To my absolute shock, he was shaking. “Come on,” I said. “Let’s get out of here. This is no place to talk.” I shuffled Thomas out of the restaurant. “Well, that was the shortest date in the history of all dates,” I tried to joke.

He turned his soulful eyes down to me. “I can’t date you,” he whispered.

My heart began a slow thud I didn’t like at all. “Well, that’s . . . a pity, but we can work it out. It’s all fine. Um, why don’t you tell me what changed your mind over the past twenty minutes?”

He tried to unlock the car, but his fingers shook so hard he dropped his keys. I began to get really worried.

“Okay, buddy,” I softly said as I put a hand on his shoulder. “Why don’t you let me drive, and we’ll talk at my house. Unless there’s somewhere you need to be?”
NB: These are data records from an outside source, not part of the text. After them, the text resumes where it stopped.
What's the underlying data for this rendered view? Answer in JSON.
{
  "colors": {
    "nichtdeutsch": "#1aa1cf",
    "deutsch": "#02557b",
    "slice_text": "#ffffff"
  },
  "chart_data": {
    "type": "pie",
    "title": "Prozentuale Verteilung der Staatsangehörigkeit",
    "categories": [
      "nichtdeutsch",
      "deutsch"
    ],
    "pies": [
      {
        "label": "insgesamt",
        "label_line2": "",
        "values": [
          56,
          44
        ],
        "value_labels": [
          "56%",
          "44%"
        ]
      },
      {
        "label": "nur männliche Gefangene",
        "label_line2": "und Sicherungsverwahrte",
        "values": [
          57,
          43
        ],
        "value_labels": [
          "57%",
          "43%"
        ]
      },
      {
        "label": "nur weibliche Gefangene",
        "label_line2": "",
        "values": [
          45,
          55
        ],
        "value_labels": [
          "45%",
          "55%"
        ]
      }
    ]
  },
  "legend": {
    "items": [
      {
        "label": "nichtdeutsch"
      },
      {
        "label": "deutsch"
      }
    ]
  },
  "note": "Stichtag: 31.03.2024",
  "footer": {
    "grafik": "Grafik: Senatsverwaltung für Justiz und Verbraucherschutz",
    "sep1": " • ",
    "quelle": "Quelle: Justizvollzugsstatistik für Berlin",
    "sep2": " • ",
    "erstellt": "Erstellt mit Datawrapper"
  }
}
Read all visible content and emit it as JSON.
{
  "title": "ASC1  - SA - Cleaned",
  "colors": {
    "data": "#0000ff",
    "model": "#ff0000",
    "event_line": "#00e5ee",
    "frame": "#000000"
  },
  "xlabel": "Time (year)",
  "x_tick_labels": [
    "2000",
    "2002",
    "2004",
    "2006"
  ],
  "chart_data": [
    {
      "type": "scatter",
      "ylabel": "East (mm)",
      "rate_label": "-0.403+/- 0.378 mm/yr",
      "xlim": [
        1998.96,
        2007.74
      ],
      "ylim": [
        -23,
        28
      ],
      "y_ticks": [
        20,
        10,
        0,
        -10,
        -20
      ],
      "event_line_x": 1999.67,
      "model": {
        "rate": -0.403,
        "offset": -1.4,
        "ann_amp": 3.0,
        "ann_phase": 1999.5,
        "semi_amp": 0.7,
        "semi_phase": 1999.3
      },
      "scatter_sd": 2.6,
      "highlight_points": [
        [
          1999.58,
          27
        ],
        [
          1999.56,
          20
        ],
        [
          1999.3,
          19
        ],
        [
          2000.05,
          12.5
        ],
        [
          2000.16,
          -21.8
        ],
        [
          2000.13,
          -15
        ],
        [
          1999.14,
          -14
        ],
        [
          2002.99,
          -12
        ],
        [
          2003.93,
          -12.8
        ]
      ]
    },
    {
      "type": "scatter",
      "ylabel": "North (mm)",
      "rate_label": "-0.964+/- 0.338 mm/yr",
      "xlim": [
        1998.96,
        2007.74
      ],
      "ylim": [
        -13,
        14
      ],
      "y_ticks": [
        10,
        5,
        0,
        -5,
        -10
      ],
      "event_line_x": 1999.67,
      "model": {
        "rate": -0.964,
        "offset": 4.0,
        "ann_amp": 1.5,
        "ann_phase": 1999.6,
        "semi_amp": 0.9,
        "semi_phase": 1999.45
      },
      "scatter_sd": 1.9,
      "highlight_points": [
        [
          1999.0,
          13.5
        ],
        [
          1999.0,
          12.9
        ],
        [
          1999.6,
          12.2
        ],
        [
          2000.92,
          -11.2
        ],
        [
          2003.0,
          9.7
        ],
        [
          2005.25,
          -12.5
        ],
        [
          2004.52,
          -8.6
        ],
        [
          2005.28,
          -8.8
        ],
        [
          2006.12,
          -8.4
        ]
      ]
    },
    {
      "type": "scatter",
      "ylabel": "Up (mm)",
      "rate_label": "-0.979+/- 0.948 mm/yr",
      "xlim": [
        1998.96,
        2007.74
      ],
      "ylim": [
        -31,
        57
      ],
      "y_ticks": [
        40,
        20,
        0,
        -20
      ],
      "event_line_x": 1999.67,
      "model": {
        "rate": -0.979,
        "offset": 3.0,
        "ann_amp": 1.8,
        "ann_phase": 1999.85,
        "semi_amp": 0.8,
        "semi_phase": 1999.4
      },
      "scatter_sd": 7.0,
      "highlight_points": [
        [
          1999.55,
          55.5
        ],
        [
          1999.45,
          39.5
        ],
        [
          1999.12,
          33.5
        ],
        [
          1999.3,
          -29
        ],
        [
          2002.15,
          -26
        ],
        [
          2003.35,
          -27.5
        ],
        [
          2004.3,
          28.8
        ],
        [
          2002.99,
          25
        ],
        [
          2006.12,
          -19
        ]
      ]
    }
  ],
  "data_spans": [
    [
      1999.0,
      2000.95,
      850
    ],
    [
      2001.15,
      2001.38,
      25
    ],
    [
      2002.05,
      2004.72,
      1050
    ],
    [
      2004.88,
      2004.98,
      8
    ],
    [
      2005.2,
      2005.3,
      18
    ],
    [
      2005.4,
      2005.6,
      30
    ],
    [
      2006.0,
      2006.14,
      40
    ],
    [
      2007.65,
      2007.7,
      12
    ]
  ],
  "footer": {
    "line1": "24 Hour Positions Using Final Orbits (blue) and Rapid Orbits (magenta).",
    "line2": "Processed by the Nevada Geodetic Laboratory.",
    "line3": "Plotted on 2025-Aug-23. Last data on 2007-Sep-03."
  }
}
“No, your house is fine.” He didn’t say anything else as he climbed into the passenger seat, and he remained quiet on the short ride home. Every once in a while I caught him squeezing his eyes closed, like his brain had conjured up something he couldn’t stand remembering.

I managed to park pretty close to my house and let him inside. “Are you hungry?” I asked him in the hallway. He shook his head. “Coffee? Beer?”

“A beer would be nice.”

“Make yourself comfortable in the living room. I’ll be right there.”

I grabbed two Hoegaardens and hurried back to find him sitting on the edge of the couch, his head in his hands. “Thanks,” he said hoarsely when I nudged him with the beer.

“You’ve got me really worried now. What’s going on, Thomas?” I sat down on the coffee table so I could look him straight in the eye.

“Remember that girl in the Nine Barrels last year? The . . . the night Sam died?”

“Yes,” I said and a chill ran down my spine. “Of course.”

“I didn’t meet her that night. I slept with her on and off for about six months. We both knew it was casual. Apparently something went wrong with a condom. I’m . . . She had a baby.”

I gaped at him. “Oh my God.” He was a dad? “And it’s definitely . . . yours?” I cringed as I asked it, but he gave me a wry smile.

“She says so. She says she didn’t sleep with anyone but me during that time, and I believe her.”